Machine learning very often uses, explicitly or implicitly, the Euclidean distance measure. Let’s take a look at what this means for noisy data and what we can do about it.
A phenomenon occurs at high dimensions that has not yet been observed in 2D and 3D and is often referred to as the curse of dimensions: The distance between the nearest and farthest points approaches the same value, i.e., all points are equally distant from each other, although the information content may differ fundamentally. This phenomenon can be observed for a variety of distance metrics. However, it is particularly pronounced for the Euclidean metric, which in turn works particularly well in 2 and 3 dimensional space. The effect is thus counterintuitive and we must learn to understand it.

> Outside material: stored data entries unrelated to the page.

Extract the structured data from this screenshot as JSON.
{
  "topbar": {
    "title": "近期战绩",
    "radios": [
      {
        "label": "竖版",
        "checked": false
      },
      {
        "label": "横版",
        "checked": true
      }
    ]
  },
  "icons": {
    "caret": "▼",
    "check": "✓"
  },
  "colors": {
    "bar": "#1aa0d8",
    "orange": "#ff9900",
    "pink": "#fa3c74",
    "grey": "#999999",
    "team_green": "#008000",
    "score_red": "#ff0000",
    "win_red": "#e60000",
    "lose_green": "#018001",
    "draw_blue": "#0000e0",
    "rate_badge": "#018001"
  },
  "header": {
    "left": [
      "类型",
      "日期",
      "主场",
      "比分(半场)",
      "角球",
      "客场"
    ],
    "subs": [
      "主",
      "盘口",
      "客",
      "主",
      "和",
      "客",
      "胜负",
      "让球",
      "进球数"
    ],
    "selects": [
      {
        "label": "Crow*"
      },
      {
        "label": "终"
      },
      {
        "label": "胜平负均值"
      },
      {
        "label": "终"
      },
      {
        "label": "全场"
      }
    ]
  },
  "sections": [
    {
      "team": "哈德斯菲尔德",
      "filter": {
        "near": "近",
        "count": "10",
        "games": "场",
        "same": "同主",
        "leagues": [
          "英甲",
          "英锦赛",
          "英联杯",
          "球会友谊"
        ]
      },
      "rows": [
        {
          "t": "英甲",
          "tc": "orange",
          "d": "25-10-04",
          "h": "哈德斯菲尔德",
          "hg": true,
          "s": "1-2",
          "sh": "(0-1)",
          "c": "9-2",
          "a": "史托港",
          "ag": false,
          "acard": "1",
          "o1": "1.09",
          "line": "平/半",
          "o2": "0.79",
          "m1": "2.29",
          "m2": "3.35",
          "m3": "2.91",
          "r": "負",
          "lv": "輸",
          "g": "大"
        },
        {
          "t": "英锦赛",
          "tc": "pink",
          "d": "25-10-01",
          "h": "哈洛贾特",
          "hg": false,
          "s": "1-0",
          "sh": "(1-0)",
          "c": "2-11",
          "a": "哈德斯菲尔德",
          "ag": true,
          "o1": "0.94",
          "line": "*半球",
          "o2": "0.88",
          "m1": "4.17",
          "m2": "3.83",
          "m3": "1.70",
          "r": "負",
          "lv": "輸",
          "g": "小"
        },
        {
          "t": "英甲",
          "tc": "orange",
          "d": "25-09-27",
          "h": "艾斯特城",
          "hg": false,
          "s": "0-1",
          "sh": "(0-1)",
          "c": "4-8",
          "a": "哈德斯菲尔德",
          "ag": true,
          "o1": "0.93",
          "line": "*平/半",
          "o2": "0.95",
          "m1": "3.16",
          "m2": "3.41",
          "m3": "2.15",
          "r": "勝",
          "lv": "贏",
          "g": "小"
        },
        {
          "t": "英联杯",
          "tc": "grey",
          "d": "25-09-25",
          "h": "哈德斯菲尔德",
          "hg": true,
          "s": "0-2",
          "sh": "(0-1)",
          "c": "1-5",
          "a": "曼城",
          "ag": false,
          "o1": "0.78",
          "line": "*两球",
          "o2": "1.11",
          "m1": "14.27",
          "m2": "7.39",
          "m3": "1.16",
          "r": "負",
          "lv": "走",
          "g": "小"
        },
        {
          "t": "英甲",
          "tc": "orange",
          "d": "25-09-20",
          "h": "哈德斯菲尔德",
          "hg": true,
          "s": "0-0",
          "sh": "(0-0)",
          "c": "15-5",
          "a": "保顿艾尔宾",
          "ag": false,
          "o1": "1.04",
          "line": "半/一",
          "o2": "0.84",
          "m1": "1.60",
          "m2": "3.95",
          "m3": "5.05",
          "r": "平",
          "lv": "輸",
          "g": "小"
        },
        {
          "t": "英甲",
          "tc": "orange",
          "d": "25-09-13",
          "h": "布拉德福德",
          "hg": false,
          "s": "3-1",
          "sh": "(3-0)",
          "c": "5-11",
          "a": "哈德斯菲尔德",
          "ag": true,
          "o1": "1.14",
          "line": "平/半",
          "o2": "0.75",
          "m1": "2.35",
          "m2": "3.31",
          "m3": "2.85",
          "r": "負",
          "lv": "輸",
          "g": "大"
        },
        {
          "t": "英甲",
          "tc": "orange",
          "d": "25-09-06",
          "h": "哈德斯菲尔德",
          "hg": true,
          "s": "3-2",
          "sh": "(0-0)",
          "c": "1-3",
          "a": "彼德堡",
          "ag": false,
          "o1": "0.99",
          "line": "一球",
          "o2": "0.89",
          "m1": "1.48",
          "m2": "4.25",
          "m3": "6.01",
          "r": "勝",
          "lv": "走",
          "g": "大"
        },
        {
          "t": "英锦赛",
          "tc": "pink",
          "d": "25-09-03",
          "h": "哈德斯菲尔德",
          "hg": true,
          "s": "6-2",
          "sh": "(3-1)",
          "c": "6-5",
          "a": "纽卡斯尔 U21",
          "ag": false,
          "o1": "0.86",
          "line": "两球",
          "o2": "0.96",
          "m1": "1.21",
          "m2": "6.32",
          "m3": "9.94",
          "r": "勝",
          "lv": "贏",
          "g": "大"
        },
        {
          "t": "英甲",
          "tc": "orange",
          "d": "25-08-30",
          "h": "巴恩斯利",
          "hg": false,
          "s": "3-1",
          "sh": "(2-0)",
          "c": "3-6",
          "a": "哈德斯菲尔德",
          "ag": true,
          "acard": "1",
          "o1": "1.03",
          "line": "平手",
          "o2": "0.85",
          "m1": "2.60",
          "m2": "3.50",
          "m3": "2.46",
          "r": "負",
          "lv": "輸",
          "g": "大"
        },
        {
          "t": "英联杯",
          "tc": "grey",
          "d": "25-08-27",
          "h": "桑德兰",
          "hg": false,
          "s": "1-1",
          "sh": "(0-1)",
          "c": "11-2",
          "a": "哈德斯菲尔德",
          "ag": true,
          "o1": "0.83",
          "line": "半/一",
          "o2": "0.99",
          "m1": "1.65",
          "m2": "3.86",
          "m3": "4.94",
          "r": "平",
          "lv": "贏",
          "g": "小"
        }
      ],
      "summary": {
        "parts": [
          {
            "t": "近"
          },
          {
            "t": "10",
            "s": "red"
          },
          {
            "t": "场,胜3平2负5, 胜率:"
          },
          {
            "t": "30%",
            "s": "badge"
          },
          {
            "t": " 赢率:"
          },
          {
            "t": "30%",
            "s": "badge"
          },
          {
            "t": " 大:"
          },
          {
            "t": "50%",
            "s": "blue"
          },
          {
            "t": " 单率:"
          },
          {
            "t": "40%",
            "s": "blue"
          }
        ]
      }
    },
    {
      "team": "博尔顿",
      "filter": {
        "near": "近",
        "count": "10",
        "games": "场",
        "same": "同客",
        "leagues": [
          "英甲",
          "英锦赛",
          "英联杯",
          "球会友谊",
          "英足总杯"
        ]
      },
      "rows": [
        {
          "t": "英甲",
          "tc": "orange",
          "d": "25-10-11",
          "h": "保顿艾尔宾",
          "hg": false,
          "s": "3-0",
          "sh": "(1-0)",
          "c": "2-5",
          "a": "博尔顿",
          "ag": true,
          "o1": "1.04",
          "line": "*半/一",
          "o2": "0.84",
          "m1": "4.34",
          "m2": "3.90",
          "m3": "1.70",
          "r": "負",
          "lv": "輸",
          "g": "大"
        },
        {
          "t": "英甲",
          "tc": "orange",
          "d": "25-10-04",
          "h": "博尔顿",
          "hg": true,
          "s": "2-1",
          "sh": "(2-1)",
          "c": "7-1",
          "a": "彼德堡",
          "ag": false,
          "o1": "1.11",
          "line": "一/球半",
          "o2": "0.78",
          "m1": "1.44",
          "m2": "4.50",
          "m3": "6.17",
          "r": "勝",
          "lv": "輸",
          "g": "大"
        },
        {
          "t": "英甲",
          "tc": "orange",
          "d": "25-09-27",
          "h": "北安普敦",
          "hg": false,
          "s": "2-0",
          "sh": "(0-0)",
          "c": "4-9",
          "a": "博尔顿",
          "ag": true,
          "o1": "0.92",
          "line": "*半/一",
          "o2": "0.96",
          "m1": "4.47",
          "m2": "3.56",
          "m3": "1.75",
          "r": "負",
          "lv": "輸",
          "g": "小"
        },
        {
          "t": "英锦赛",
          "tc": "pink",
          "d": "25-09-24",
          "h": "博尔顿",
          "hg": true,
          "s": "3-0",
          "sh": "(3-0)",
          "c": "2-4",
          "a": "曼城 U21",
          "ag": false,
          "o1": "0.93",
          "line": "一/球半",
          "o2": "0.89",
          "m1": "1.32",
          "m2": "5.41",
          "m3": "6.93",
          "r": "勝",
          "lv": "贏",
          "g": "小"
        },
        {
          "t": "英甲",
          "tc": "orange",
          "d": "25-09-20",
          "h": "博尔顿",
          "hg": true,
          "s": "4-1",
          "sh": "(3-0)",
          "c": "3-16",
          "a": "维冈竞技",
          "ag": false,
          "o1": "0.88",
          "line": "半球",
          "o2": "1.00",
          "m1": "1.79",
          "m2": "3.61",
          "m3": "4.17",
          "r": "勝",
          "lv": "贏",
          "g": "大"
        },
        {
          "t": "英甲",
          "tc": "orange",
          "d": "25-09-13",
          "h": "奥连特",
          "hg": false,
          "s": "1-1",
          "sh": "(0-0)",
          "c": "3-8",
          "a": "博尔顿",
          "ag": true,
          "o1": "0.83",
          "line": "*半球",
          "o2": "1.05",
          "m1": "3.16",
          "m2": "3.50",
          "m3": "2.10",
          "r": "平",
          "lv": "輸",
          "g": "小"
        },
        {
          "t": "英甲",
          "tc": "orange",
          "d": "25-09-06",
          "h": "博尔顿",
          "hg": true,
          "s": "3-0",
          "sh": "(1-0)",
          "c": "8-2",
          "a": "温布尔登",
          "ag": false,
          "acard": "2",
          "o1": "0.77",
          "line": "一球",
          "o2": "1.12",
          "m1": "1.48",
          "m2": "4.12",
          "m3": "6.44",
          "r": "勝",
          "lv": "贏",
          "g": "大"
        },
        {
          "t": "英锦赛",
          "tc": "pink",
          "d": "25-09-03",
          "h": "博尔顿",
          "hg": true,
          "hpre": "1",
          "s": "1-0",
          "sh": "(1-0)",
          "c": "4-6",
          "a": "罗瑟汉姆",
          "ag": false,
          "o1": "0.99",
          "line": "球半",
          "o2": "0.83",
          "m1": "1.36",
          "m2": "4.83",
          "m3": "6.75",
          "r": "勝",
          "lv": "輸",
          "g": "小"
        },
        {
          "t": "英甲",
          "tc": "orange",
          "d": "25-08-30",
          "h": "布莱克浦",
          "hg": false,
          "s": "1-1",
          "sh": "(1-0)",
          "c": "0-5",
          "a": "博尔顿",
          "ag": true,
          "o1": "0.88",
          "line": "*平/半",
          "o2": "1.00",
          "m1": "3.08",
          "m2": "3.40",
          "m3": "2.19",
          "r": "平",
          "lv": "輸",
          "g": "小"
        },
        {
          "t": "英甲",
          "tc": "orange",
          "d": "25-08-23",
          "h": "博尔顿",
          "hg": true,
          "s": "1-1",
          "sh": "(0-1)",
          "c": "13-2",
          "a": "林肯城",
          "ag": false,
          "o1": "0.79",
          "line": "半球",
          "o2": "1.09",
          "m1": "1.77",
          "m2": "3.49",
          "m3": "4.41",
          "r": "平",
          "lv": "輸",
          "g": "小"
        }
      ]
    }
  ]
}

Once this effect occurs, it immediately causes the collapse of all machine learning approaches that implicitly or explicitly apply Euclidean or related metrics to high-dimensional data, such as neural networks (gradient methods with corresponding loss definition) or, for example, K-means clustering. Thus, although there would be unique solutions, no solution can be determined if the data is consciously or unconsciously embedded in a Euclidean space.
Let’s take a look at this phenomenon using the following array of curves.
The functional sequences are represented or sampled by an array of 100 numerical values each. Each individual value of these curves is now modulated with a noise generator. Each repetition of this experiment leads to a different expression of the individual values.
Now, if you naively determine the Euclidean distance between two of these noise-modulated curves embedded in a Euclidean space with 100 dimensions, you will determine very large distances or a very large dissimilarity. This is obviously wrong. The output curves are exactly the same and so are the parameters of the noise generator. The information content in both curves is the same. If one were to consider the curves without noise and the noise individually, the distances would be zero with the same offset.
Plotting all pairwise Euclidean distances in a distance matrix as a heat map and successively increasing the noise component, we see how all distances decay and approach a mean distance.
With a-priori information about the type of noise (independent on all singular values) and the type of array (a continuous function), even if the data are embedded in a 100dimensional space, an appropriate regularization procedure can be chosen and the noise can be separated again except for numerical artifacts, since the noise occurs 100 times independently. For this purpose, we employ so-called inverse diffusion algorithms, which inversely simulate the emergence of the noise and can therefore “turn down” the noise. We have implemented procedures for this in the Metric Framework, which work not only for simple curves, but for arbitrary data. Regularization based on inverse diffusion is very effective, especially when the noise is rudimentarily normally distributed.
We decompose each data set in this way into its curve without noise and its noise component. The distance is now the Euclidean distance of the regularized curves plus the Euclidean distance between the CDFs of the noise components, also called Cramér-von Mises distance.
Repeating the experiment with this modified metric, we see that the distances decay much less and the structures are largely preserved.
Data must be collected with as little noise as possible for machine learning. Alternatively, noise can be removed before training, but this can only work if one has correct a priori information about structural relationships in the data and the nature of the noise. In this example, it was obvious and the ground truth is known. However, this is not the case with field data, especially if the technical circumstances of how the data was collected is not known.
Some algorithms provide an internal regularization. But again, this has to be a random fit to the structure of the data. And that is the trouble with regularization: without appropriate knowledge, it fails and is not a cure-all. There may even be the opposite effect, that an inappropriate regularization (e.g. based on entropy) removes the information content instead of reducing the noise.
This really only leaves the realization for practice: just don’t use noisy data for machine learning unless you know exactly what you are doing and can bring in domain knowledge about the data to suppress the noise.
This is really the swan song to any AutoML approach. It’s the data quality that matters, not the algorithm.
By the way, at PANDA we always record data, whether time series or images, in the highest quality, at least in such a high resolution that remaining noise can be safely removed by oversampling.